The word "perspective" is being used here in an unfamiliar way. We associate perspective with logic and sense, as well as with the art of the Renaissance. To get things in perspective is to get a balanced and accurate view. But Shakespeare uses perspective to mean something more mysterious. The perspective painter, he suggests, uses skill to create a mystery picture that must be looked "through" to find your "true image".

This is a fascinating reference to art in Shakespeare. It is not hard to find Tudor paintings that match his image of "perspective" as optical trickery, the hiding of the truth in a difficult image.
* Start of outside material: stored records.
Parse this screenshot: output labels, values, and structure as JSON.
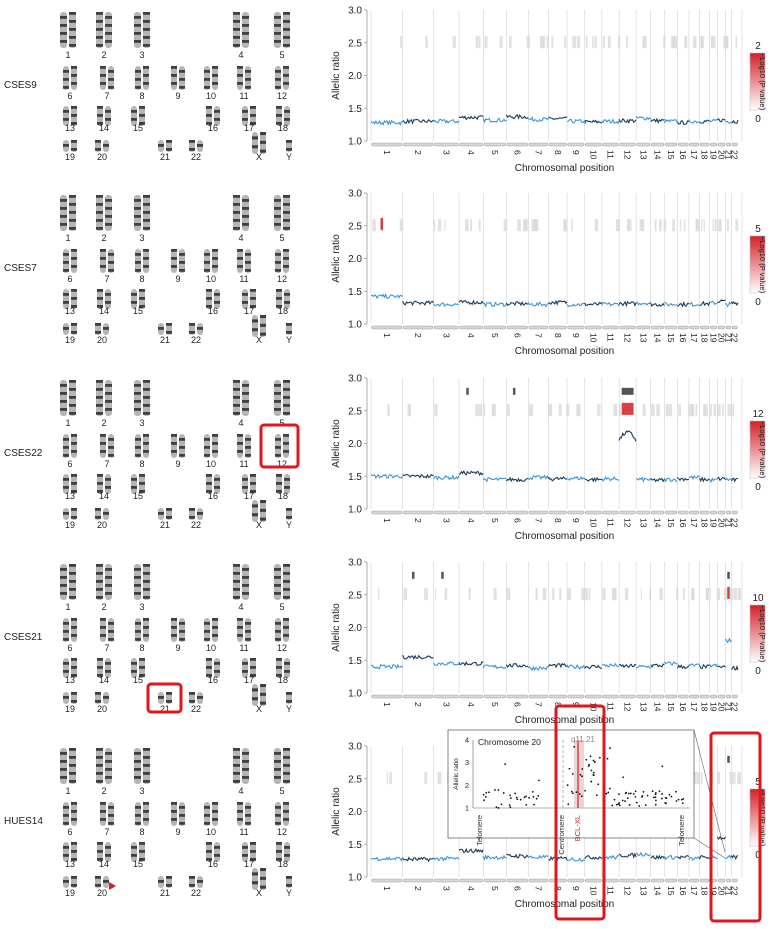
{
  "figure": {
    "rows": [
      {
        "sample": "CSES9",
        "karyotype_labels": {
          "row1": [
            "1",
            "2",
            "3",
            "4",
            "5"
          ],
          "row2": [
            "6",
            "7",
            "8",
            "9",
            "10",
            "11",
            "12"
          ],
          "row3": [
            "13",
            "14",
            "15",
            "16",
            "17",
            "18"
          ],
          "row4": [
            "19",
            "20",
            "21",
            "22",
            "X",
            "Y"
          ]
        },
        "chart": {
          "y_ticks": [
            "3.0",
            "2.5",
            "2.0",
            "1.5",
            "1.0"
          ],
          "scale_max": "2",
          "scale_min": "0",
          "scale_label": "−Log10 (P value)"
        }
      },
      {
        "sample": "CSES7",
        "karyotype_labels": {
          "row1": [
            "1",
            "2",
            "3",
            "4",
            "5"
          ],
          "row2": [
            "6",
            "7",
            "8",
            "9",
            "10",
            "11",
            "12"
          ],
          "row3": [
            "13",
            "14",
            "15",
            "16",
            "17",
            "18"
          ],
          "row4": [
            "19",
            "20",
            "21",
            "22",
            "X",
            "Y"
          ]
        },
        "chart": {
          "y_ticks": [
            "3.0",
            "2.5",
            "2.0",
            "1.5",
            "1.0"
          ],
          "scale_max": "5",
          "scale_min": "0",
          "scale_label": "−Log10 (P value)"
        }
      },
      {
        "sample": "CSES22",
        "karyotype_labels": {
          "row1": [
            "1",
            "2",
            "3",
            "4",
            "5"
          ],
          "row2": [
            "6",
            "7",
            "8",
            "9",
            "10",
            "11",
            "12"
          ],
          "row3": [
            "13",
            "14",
            "15",
            "16",
            "17",
            "18"
          ],
          "row4": [
            "19",
            "20",
            "21",
            "22",
            "X",
            "Y"
          ]
        },
        "chart": {
          "y_ticks": [
            "3.0",
            "2.5",
            "2.0",
            "1.5",
            "1.0"
          ],
          "scale_max": "12",
          "scale_min": "0",
          "scale_label": "−Log10 (P value)"
        }
      },
      {
        "sample": "CSES21",
        "karyotype_labels": {
          "row1": [
            "1",
            "2",
            "3",
            "4",
            "5"
          ],
          "row2": [
            "6",
            "7",
            "8",
            "9",
            "10",
            "11",
            "12"
          ],
          "row3": [
            "13",
            "14",
            "15",
            "16",
            "17",
            "18"
          ],
          "row4": [
            "19",
            "20",
            "21",
            "22",
            "X",
            "Y"
          ]
        },
        "chart": {
          "y_ticks": [
            "3.0",
            "2.5",
            "2.0",
            "1.5",
            "1.0"
          ],
          "scale_max": "10",
          "scale_min": "0",
          "scale_label": "−Log10 (P value)"
        }
      },
      {
        "sample": "HUES14",
        "karyotype_labels": {
          "row1": [
            "1",
            "2",
            "3",
            "4",
            "5"
          ],
          "row2": [
            "6",
            "7",
            "8",
            "9",
            "10",
            "11",
            "12"
          ],
          "row3": [
            "13",
            "14",
            "15",
            "16",
            "17",
            "18"
          ],
          "row4": [
            "19",
            "20",
            "21",
            "22",
            "X",
            "Y"
          ]
        },
        "chart": {
          "y_ticks": [
            "3.0",
            "2.5",
            "2.0",
            "1.5",
            "1.0"
          ],
          "scale_max": "5",
          "scale_min": "0",
          "scale_label": "−Log10 (P value)"
        }
      }
    ],
    "common": {
      "ylabel": "Allelic ratio",
      "xlabel": "Chromosomal position",
      "chromosome_ticks": [
        "1",
        "2",
        "3",
        "4",
        "5",
        "6",
        "7",
        "8",
        "9",
        "10",
        "11",
        "12",
        "13",
        "14",
        "15",
        "16",
        "17",
        "18",
        "19",
        "20",
        "21",
        "22"
      ]
    },
    "inset": {
      "title": "Chromosome 20",
      "band": "q11.21",
      "gene": "BCL-XL",
      "centromere_label": "Centromere",
      "telomere_left": "Telomere",
      "telomere_right": "Telomere",
      "y_ticks": [
        "4",
        "3",
        "2",
        "1"
      ],
      "ylabel": "Allelic ratio"
    },
    "colors": {
      "line_light": "#3a96d8",
      "line_dark": "#1b3a5a",
      "highlight_box": "#e0161b",
      "pvalue_red": "#d42027",
      "pvalue_gray": "#555555",
      "grid": "#c8c8c8"
    }
  },
  "chart_data": [
    {
      "type": "line",
      "title": "CSES9",
      "xlabel": "Chromosomal position",
      "ylabel": "Allelic ratio",
      "ylim": [
        1.0,
        3.0
      ],
      "categories": [
        "1",
        "2",
        "3",
        "4",
        "5",
        "6",
        "7",
        "8",
        "9",
        "10",
        "11",
        "12",
        "13",
        "14",
        "15",
        "16",
        "17",
        "18",
        "19",
        "20",
        "21",
        "22"
      ],
      "series": [
        {
          "values": [
            1.28,
            1.3,
            1.3,
            1.36,
            1.32,
            1.37,
            1.33,
            1.34,
            1.3,
            1.29,
            1.3,
            1.31,
            1.35,
            1.31,
            1.3,
            1.28,
            1.3,
            1.3,
            1.3,
            1.32,
            1.3,
            1.3
          ]
        }
      ]
    },
    {
      "type": "line",
      "title": "CSES7",
      "xlabel": "Chromosomal position",
      "ylabel": "Allelic ratio",
      "ylim": [
        1.0,
        3.0
      ],
      "categories": [
        "1",
        "2",
        "3",
        "4",
        "5",
        "6",
        "7",
        "8",
        "9",
        "10",
        "11",
        "12",
        "13",
        "14",
        "15",
        "16",
        "17",
        "18",
        "19",
        "20",
        "21",
        "22"
      ],
      "series": [
        {
          "values": [
            1.42,
            1.32,
            1.3,
            1.33,
            1.3,
            1.31,
            1.3,
            1.33,
            1.3,
            1.3,
            1.3,
            1.31,
            1.32,
            1.3,
            1.3,
            1.3,
            1.3,
            1.31,
            1.32,
            1.35,
            1.3,
            1.32
          ]
        }
      ]
    },
    {
      "type": "line",
      "title": "CSES22",
      "xlabel": "Chromosomal position",
      "ylabel": "Allelic ratio",
      "ylim": [
        1.0,
        3.0
      ],
      "categories": [
        "1",
        "2",
        "3",
        "4",
        "5",
        "6",
        "7",
        "8",
        "9",
        "10",
        "11",
        "12",
        "13",
        "14",
        "15",
        "16",
        "17",
        "18",
        "19",
        "20",
        "21",
        "22"
      ],
      "series": [
        {
          "values": [
            1.5,
            1.5,
            1.48,
            1.55,
            1.45,
            1.45,
            1.48,
            1.46,
            1.47,
            1.45,
            1.46,
            2.05,
            1.45,
            1.44,
            1.45,
            1.46,
            1.48,
            1.45,
            1.44,
            1.46,
            1.45,
            1.44
          ]
        }
      ]
    },
    {
      "type": "line",
      "title": "CSES21",
      "xlabel": "Chromosomal position",
      "ylabel": "Allelic ratio",
      "ylim": [
        1.0,
        3.0
      ],
      "categories": [
        "1",
        "2",
        "3",
        "4",
        "5",
        "6",
        "7",
        "8",
        "9",
        "10",
        "11",
        "12",
        "13",
        "14",
        "15",
        "16",
        "17",
        "18",
        "19",
        "20",
        "21",
        "22"
      ],
      "series": [
        {
          "values": [
            1.4,
            1.55,
            1.45,
            1.45,
            1.4,
            1.42,
            1.38,
            1.42,
            1.4,
            1.4,
            1.42,
            1.41,
            1.4,
            1.42,
            1.45,
            1.4,
            1.42,
            1.4,
            1.42,
            1.4,
            1.8,
            1.38
          ]
        }
      ]
    },
    {
      "type": "line",
      "title": "HUES14",
      "xlabel": "Chromosomal position",
      "ylabel": "Allelic ratio",
      "ylim": [
        1.0,
        3.0
      ],
      "categories": [
        "1",
        "2",
        "3",
        "4",
        "5",
        "6",
        "7",
        "8",
        "9",
        "10",
        "11",
        "12",
        "13",
        "14",
        "15",
        "16",
        "17",
        "18",
        "19",
        "20",
        "21",
        "22"
      ],
      "series": [
        {
          "values": [
            1.28,
            1.27,
            1.28,
            1.4,
            1.3,
            1.32,
            1.3,
            1.28,
            1.27,
            1.3,
            1.3,
            1.33,
            1.35,
            1.3,
            1.3,
            1.3,
            1.28,
            1.3,
            1.3,
            1.6,
            1.3,
            1.3
          ]
        }
      ]
    }
  ]
}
In the National Portrait Gallery you can see a painting of Edward VI that is deliberately distorted. In 1546 the artist William Scrots portrayed Edward as a stretched face suspended over a landscape: you have to stand to the side, close to the wall, to get a more realistic view of the young Tudor.

This is a "special effect" whose most famous example is next door, in the National Gallery, in Hans Holbein the Younger's painting The Ambassadors. Holbein shows two gentlemen and their attributes of science and learning in mesmerising detail, but across the surface of the painting erupts a black and white smear or stain. Once again, only when you stand at the side will it resolve itself into the stark image of a skull.

Was it Holbein who brought this technique to Britain? This German painter who worked at the court of Henry VIII was far in advance of homegrown artists as a master of Renaissance techniques. Distorted perspective is a tricksy variation on the skills and science that evolved in 15th- and 16th-century Europe to depict the real world: it is therefore a show-off stunt by masters of technique. It's because Holbein can paint faces so realistically that he can also distort an object while including within that distortion the "true" appearance of the thing.

Renaissance courts loved trick art. In the gallery of Prague Castle hangs a portrait cut into strips, which shows you alternating faces of three Habsburgs according to where you stand. Another famous portrait of Rudolf II, the eccentric Prague dynast, by Arcimboldo shows him as a collection of fruit and vegetables. Were such tricks more popular the further you got from the centre of art and learning in Italy?

There's something raw and naive about the Tudor culture that was amazed by trick paintings. But out of this northern outpost of the Renaissance comes Shakespeare, effortlessly including an image of painterly curiosity in his intricate labyrinth of words.